A curious thing has happened. The tests, tournaments and appointments I’ve been preparing for and written on my wall, are coming and going. Discover Melbourne is blossoming. Clarity and competence are coming to me regarding that. Emotional, social intelligence.
This past week I realised that I could monetise this group. I decided not to. Or if I do make it some small token sum. I just like that picture better. I love the notion of having this vast techno-social organisation that I brought into this world working to achieve benefit for people. I believe it’s creating true value. That is to say I believe in it. I believe it’s creating a great deal of good karma.
Do I need to say what the benefits are? The beauty of it is that there’s something on every Thursday, Friday, Saturday and Sunday. Reliably. At cool places. Good events. So it gives people belongingness, for free. I try to make it as authentic as possible.
People are starting to catch on to it. My life is starting to change. I was always unhappy that few people liked my stuff on Facebook. I never had friends after high school. Now I have too much to do and I can feel goodwill coming back to me in the form of likes. Got about 15 for a post today which is high for me. Is it unhealthy that I care about likes? I’m simultaneously conditioned to feel this way and feel that I oughtn’t. It shows me that I’m on the right track. I even got laid this past weekend.
Here’s the conflict though. I feel like I don’t like it now. I feel that the idea is dumb and I’ve made a public fool of myself. I feel that preprogramming events is weird. I feel that it’s creepy to have a group with 70% younger females and I should start trying to get more men in. I feel like it’s lame to want to bring people together as I do. Even with the variety I’ve worked into the system it still doesn’t feel like enough for me.
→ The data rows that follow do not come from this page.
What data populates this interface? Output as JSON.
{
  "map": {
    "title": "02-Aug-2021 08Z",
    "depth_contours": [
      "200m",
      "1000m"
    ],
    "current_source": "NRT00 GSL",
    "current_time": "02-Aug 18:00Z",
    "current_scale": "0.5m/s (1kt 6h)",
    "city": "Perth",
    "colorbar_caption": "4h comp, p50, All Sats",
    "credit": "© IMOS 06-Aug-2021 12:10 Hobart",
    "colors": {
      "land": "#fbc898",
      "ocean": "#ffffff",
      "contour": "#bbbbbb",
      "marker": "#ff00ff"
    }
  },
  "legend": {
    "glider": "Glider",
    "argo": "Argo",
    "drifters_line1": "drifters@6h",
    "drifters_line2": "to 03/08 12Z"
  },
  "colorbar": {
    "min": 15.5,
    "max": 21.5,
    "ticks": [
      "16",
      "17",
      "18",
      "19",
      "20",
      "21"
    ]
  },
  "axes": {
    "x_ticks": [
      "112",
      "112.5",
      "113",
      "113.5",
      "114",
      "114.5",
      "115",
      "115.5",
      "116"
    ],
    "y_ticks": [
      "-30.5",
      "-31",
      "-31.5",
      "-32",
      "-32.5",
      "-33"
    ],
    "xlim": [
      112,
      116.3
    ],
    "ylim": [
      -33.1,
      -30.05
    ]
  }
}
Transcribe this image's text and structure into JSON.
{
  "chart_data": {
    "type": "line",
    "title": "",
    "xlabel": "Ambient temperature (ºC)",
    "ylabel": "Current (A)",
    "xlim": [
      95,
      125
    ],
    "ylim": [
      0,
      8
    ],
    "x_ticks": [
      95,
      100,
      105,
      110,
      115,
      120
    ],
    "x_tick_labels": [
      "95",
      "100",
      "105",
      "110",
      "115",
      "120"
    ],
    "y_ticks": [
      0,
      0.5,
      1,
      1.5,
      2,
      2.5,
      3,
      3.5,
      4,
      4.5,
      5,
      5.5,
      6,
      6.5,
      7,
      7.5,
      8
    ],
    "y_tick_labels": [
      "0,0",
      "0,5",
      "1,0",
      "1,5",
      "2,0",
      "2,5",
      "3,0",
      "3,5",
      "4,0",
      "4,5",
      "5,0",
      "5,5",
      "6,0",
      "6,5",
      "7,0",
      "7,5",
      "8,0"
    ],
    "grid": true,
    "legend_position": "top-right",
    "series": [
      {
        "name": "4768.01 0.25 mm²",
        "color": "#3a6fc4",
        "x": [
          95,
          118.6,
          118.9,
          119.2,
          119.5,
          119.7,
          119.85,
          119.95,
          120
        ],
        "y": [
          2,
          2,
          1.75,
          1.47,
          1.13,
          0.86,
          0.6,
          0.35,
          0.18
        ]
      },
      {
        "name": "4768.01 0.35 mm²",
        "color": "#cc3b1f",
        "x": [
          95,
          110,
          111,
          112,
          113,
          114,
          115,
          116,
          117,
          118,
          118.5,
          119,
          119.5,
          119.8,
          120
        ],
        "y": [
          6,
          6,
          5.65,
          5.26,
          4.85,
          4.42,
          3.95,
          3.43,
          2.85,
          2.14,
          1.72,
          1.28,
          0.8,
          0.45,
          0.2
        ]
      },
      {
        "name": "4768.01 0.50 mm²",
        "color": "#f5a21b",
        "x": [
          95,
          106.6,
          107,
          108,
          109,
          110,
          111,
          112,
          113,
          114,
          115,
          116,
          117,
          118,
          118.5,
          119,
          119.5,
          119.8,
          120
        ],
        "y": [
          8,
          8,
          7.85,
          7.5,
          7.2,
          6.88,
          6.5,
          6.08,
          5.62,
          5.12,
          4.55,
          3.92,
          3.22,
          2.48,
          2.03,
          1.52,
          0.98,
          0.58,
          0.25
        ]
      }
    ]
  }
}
The curious thing is that now is when I’m getting the most positive feedback. Why is it now when I’m getting all this positive affirmation that I feel the need to overhaul the whole thing. That’s a bit what it’s like when you get to the centre of something that comes to life. And you make your mark on it. You get sick of it and yourself. At the same time though if you were someone that could tolerate being in someone else’s organisational culture then you probably would be there.